The Sox2 transcription factor in brain development and disease:
genome-wide studies in neural stem cells

19 giugno 2015
19th June 2015
Contatti: 

Venue: Edificio Povo 2, via Sommarive nr. 9, Povo (Tn) - Room B102
 at 2:00 p.m.

  • Silvia Nicolis -  Dipartimento di biotecnologie e bioscienze, Università degli Studi di Milano, Milan, Italy

During embryonic development, the orchestrated activity of our genes gives rise to our most complex organ, the brain. Our laboratory works on transcription factor Sox2, an important regulator of the transcriptional regulatory networks leading to brain embryogenesis and postnatal maintenance: by conditional knockout in mouse, we found that Sox2 is essential for developing various specific brain regions, including the hippocampus and the basal ganglia, recapitulating defects seen in patients carrying mutations in human Sox2. Neural stem cells, whose regulated self-renewal and differentiation shape the developing brain, require Sox2 function.

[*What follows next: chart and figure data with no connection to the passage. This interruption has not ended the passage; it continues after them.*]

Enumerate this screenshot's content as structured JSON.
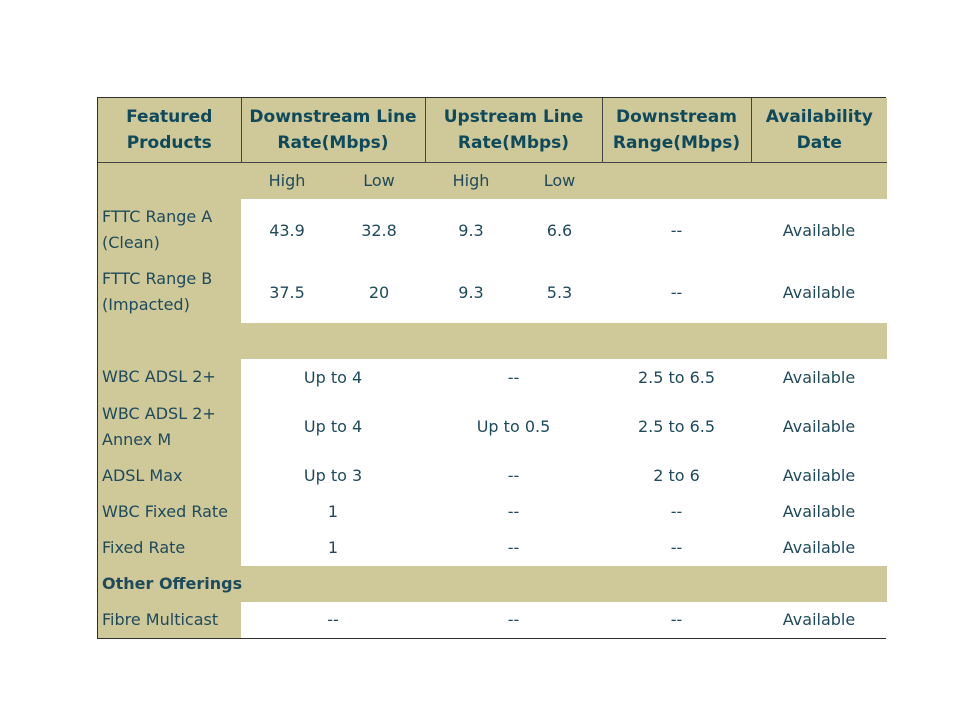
{
  "headers": [
    "Featured\nProducts",
    "Downstream Line\nRate(Mbps)",
    "Upstream Line\nRate(Mbps)",
    "Downstream\nRange(Mbps)",
    "Availability\nDate"
  ],
  "subheaders": [
    "High",
    "Low",
    "High",
    "Low"
  ],
  "fttc_rows": [
    {
      "product": "FTTC Range A\n(Clean)",
      "down_high": "43.9",
      "down_low": "32.8",
      "up_high": "9.3",
      "up_low": "6.6",
      "range": "--",
      "availability": "Available"
    },
    {
      "product": "FTTC Range B\n(Impacted)",
      "down_high": "37.5",
      "down_low": "20",
      "up_high": "9.3",
      "up_low": "5.3",
      "range": "--",
      "availability": "Available"
    }
  ],
  "wbc_rows": [
    {
      "product": "WBC ADSL 2+",
      "down": "Up to 4",
      "up": "--",
      "range": "2.5 to 6.5",
      "availability": "Available"
    },
    {
      "product": "WBC ADSL 2+\nAnnex M",
      "down": "Up to 4",
      "up": "Up to 0.5",
      "range": "2.5 to 6.5",
      "availability": "Available"
    },
    {
      "product": "ADSL Max",
      "down": "Up to 3",
      "up": "--",
      "range": "2 to 6",
      "availability": "Available"
    },
    {
      "product": "WBC Fixed Rate",
      "down": "1",
      "up": "--",
      "range": "--",
      "availability": "Available"
    },
    {
      "product": "Fixed Rate",
      "down": "1",
      "up": "--",
      "range": "--",
      "availability": "Available"
    }
  ],
  "other_section_label": "Other Offerings",
  "other_rows": [
    {
      "product": "Fibre Multicast",
      "down": "--",
      "up": "--",
      "range": "--",
      "availability": "Available"
    }
  ]
}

By genomic approaches (ChIA-PET, ChIPseq) we are now addressing the function of Sox2 in an aspect of gene regulation that is emerging as fundamental: the 3-D organization of the genome within the nucleus, in particular long-range interactions connecting genes to transcriptional regulatory elements scattered within the genome, at great distance. Sox2 deletion leads to profound changes in chromatin connectivity within brain-derived neural stem cells, leading to loss of
long-range interactions involving sequences that behave as brain-specific enhancers in transgenic assays.Cancer stem cells found in neural tumors can be viewed as a diseased state of normal neural stem cells. We found, by our Sox2flox mouse, that Sox2 is required to maintain cancer stem cells within a glioma mouse model, mirroring its requirement by normal neural stem cells. Unexpectedly, immunotherapy directed against Sox2 epitopes significantly prolonged survival, pointing to Sox2 itself, and its downstream effectors, as novel targets for therapy approaches.